This week, I thought I'd share a few reflections on turning thirty because as of yesterday, I am thirty years old.
My first thought about turning thirty has always been, "That's so OLD!" I guess to enter a new decade can be quite a shock. For ten years, I've been a twenty-something-year-old, and now I'm a thirty-something-year-old.
When I dug a little deeper into my thoughts on thirty, however, I started thinking back to everything that happened in my twenties, in my last decade of life, which is the first decade of adult life, in which a lot of important, life-changing events happen and important, life-changing decisions must be made. Have you ever realized how much happens in our twenties? For many people, at least one, or maybe all, of the following experiences are generally standard:
- Going to college or university (which means deciding what career path you want to follow - although many of us end up changing our minds on which program we want to take)
- Getting your first "real" job or starting your "career" (and we all hope that the program we took in college or university ends up being applicable to this first job)
- Moving out of your parents' house into either a place you rent or have bought (either way, paying for your living space)
- Falling in love, dating seriously, and/or getting married (which means thinking about and deciding who you want to spend the rest of your life with)
- Having children (which, if you are the mother of said children, often means taking time away from the job you invested schooling and experience into to do something completely different - taking care of a baby, which is more important than your job, but ironically, you likely didn't take college courses or gain work experience in child-rearing)
There's five major, life-changing, significant circumstances that are the result of major, life-changing, significant decisions we are often prompted and prodded to make in our twenties.
Sure, being twenty-something is fun in a lot of ways: you're young and in your prime (so you look great), you have lots of energy, you are constantly facing a new opportunity, life is constantly changing, even as an adult, you are constantly growing up and maturing and gathering new responsibilities, and you are experiencing some pretty amazing life events.

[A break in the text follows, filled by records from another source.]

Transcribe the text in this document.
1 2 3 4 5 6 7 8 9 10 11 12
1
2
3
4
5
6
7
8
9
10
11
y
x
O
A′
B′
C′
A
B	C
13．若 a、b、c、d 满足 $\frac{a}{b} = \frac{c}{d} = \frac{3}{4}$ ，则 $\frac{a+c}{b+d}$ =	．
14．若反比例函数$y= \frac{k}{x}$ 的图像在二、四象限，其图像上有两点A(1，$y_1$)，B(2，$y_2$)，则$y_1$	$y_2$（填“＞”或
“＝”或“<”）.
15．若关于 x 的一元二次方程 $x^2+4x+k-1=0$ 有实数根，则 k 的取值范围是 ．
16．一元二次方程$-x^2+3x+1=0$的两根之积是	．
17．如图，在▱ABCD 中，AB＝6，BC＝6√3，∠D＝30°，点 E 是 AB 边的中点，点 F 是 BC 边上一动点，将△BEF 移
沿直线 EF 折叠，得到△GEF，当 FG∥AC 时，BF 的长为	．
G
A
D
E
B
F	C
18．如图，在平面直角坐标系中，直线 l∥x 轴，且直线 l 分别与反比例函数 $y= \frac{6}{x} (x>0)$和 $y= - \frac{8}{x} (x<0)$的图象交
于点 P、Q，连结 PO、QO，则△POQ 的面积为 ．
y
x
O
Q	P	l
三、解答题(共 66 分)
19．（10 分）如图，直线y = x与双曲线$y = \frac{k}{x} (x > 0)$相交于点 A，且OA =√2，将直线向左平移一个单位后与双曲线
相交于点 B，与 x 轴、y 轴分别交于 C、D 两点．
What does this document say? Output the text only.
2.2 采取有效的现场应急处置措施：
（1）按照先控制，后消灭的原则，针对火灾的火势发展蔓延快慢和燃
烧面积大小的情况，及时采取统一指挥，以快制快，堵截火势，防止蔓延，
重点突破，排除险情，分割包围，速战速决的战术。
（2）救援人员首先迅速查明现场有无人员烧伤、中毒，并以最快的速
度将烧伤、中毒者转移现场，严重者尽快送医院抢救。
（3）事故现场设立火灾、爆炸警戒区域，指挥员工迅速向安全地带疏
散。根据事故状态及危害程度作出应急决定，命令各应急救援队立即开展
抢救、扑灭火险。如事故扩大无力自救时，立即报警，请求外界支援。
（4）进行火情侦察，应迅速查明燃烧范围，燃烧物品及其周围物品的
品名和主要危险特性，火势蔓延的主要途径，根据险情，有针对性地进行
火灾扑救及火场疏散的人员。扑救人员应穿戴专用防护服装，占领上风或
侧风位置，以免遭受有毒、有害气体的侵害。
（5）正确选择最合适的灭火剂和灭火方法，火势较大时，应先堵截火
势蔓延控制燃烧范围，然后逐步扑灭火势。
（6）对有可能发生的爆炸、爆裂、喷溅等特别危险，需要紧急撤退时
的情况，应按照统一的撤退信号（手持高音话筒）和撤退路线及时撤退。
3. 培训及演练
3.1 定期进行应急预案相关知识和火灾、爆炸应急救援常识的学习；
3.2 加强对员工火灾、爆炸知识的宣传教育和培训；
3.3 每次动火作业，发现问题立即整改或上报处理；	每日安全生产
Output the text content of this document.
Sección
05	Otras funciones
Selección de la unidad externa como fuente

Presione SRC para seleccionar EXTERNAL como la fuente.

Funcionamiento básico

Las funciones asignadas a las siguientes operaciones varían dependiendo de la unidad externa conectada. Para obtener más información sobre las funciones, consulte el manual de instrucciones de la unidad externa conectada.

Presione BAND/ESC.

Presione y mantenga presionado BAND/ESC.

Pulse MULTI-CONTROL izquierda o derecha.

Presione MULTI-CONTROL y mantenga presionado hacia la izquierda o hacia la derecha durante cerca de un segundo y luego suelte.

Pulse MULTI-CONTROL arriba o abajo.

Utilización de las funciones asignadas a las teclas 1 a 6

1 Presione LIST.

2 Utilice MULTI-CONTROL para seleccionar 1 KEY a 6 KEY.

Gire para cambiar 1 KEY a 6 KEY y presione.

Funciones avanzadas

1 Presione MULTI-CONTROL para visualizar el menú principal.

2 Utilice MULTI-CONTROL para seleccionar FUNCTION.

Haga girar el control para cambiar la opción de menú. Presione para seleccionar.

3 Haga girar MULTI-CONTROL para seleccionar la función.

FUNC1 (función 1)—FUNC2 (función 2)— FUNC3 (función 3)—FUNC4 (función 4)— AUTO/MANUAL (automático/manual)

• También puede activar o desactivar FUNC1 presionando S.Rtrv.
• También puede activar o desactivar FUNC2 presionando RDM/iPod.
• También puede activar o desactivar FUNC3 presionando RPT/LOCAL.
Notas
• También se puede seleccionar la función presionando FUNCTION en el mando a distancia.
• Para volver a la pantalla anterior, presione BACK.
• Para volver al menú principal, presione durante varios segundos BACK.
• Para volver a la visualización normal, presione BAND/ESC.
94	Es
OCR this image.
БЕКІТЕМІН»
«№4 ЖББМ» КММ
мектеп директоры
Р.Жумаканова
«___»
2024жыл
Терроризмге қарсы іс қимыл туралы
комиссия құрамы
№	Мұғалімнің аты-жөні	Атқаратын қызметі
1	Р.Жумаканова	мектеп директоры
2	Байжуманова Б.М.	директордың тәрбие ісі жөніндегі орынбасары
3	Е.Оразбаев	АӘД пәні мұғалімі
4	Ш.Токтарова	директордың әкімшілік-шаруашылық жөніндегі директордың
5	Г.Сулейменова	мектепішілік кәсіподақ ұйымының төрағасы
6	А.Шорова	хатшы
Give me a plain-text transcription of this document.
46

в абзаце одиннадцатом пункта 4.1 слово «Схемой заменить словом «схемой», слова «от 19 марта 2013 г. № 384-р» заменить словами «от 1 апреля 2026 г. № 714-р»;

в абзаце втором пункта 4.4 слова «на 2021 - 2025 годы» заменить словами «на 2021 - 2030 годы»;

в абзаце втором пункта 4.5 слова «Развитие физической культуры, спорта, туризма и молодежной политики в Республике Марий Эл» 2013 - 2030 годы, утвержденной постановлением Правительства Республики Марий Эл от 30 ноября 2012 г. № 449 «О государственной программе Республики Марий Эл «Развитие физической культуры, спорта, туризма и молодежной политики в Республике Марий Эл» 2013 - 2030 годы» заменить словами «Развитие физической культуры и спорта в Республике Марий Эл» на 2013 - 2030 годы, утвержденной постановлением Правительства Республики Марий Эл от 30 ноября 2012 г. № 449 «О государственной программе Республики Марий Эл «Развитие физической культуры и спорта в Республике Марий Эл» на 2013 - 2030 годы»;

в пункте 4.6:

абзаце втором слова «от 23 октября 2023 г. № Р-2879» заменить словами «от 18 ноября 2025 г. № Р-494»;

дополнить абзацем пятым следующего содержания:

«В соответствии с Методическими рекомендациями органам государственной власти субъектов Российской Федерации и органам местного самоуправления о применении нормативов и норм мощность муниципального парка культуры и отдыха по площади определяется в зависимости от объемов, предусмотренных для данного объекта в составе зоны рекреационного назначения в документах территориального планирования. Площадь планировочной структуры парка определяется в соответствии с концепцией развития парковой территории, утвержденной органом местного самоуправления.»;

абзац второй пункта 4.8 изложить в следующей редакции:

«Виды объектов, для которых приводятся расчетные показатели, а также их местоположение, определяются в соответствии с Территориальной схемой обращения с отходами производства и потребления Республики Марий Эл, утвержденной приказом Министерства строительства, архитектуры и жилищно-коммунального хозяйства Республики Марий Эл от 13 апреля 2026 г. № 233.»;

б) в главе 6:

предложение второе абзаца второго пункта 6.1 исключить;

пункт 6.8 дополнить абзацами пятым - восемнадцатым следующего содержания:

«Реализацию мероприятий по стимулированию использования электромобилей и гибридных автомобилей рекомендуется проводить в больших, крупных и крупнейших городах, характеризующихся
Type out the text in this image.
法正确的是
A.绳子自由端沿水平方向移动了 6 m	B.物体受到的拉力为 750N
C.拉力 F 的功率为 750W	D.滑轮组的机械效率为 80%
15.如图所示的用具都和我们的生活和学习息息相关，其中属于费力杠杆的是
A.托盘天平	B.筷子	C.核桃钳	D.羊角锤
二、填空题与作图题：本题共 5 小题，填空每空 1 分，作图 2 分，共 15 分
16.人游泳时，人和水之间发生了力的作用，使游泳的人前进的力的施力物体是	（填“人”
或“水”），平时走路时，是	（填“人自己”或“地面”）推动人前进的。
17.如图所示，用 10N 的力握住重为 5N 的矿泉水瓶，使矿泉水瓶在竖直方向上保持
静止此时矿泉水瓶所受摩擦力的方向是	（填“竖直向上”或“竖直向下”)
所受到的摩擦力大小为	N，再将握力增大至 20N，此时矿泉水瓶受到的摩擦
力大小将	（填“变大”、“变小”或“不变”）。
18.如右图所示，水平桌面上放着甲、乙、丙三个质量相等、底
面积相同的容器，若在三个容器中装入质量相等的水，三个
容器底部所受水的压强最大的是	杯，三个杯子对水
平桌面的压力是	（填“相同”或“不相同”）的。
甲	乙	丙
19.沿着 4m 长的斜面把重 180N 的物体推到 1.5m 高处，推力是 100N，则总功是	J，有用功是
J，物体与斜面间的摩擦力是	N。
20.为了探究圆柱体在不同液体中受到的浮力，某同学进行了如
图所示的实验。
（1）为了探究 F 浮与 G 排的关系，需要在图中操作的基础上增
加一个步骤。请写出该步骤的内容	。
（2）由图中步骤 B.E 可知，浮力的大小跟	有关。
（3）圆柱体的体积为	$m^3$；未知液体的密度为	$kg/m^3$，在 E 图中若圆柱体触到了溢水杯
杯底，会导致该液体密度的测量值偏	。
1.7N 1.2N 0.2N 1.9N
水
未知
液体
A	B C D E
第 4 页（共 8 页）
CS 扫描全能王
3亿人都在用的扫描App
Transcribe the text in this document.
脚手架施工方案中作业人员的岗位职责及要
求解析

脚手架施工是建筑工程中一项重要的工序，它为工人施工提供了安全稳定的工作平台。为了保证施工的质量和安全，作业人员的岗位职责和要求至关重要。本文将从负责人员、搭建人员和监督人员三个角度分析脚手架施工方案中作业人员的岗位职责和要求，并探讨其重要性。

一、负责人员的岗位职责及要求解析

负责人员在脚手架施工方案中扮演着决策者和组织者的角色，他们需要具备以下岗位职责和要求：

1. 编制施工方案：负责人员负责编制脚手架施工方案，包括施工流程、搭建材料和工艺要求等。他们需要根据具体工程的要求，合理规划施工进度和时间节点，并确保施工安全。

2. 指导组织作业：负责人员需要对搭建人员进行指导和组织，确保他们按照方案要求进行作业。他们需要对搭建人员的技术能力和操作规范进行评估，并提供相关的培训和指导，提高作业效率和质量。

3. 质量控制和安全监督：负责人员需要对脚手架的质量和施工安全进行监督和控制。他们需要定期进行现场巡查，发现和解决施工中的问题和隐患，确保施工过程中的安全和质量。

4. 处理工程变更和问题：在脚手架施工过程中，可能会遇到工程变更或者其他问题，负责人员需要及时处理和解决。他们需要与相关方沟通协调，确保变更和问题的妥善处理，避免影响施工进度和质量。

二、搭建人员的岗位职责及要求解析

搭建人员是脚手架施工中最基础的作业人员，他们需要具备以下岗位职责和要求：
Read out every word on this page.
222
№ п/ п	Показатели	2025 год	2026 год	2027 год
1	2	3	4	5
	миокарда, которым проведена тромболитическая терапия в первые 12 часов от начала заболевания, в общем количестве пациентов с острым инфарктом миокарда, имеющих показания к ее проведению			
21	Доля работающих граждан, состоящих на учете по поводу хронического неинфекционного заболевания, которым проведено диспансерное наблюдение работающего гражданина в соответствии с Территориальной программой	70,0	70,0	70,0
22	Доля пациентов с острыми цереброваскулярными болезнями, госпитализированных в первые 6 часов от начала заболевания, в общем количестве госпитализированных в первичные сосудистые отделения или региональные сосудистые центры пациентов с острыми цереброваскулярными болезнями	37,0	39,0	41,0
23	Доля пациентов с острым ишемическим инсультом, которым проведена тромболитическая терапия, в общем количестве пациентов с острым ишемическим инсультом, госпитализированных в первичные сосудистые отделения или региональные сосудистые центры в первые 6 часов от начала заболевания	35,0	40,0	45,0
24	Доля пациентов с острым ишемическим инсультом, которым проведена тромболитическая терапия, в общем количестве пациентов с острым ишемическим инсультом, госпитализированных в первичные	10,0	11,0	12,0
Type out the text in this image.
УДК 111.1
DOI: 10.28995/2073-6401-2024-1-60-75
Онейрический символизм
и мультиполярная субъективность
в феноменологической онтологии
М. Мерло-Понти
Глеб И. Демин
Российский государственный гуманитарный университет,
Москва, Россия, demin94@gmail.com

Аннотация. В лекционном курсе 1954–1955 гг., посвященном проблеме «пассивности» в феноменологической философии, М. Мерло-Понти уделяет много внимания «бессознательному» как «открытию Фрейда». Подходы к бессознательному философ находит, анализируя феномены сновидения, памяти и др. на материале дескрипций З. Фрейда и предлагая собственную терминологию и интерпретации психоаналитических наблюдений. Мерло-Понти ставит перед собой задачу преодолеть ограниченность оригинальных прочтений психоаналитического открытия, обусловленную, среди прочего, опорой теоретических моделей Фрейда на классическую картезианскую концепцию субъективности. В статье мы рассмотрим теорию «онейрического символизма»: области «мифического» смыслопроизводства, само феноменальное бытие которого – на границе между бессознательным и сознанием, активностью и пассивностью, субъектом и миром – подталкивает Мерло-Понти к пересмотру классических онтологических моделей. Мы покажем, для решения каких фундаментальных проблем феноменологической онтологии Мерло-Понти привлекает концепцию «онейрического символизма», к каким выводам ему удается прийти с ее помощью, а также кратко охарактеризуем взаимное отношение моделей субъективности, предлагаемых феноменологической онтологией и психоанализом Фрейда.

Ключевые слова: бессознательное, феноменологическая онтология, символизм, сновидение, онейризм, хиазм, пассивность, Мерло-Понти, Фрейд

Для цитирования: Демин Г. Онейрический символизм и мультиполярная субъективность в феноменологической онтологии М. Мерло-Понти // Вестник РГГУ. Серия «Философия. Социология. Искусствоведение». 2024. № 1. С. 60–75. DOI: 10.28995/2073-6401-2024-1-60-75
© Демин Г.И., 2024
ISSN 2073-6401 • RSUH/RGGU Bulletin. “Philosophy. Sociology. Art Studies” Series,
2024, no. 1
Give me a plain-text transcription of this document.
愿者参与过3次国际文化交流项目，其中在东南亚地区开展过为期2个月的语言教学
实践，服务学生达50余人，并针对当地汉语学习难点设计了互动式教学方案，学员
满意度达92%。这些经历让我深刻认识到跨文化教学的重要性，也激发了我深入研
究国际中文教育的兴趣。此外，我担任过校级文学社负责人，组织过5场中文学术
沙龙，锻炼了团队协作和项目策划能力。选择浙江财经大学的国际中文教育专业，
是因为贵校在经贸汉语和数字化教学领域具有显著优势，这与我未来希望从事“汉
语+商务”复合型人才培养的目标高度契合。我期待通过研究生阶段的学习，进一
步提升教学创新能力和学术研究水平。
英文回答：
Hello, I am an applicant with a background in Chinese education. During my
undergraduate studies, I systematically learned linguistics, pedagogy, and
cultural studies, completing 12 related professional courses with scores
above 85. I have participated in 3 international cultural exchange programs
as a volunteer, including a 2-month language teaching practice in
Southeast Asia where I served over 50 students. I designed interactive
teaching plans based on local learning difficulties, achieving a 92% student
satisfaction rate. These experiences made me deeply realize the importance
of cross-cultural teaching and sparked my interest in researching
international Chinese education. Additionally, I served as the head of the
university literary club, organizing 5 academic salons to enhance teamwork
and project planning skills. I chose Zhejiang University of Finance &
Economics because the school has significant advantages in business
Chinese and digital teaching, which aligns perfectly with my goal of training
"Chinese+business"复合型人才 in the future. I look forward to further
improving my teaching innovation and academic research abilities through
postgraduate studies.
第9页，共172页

When I looked back at all the firsts and all the new experiences and all of the changes I experienced in my twenties, though, I kind of felt tired afterward (maybe it's because I'm thirty and I'm getting "old," so I tire easily). Either way, I felt tired. I felt the trauma of all of the thoughts and emotions and experiences and change, I felt the stress of the many decisions and transitions (wondering and hoping beyond hope that I made the right decision each time), and I felt the dizziness of the ups and downs: the continuous rising of emotional reaction to a major life event, and the subsequent dip of emotion when things went back down to normal, only to rise up again to meet a new opportunity or change. Yes, I sure felt tired to think back on all of those things.
I learned a lot in my twenties. I experienced a lot in my twenties. Thankfully, though, I feel quite refreshed to be in a brand new decade of my life. I hope that my thirties hold many new opportunities and excitement in my life's journey through the decades, but I am looking forward to a sense of stability and balance that only comes from having established a lot of things in my life prior to turning thirty.
Thus I must say, "Three cheers for thirty!" I'm really looking forward to what God has in store for me next.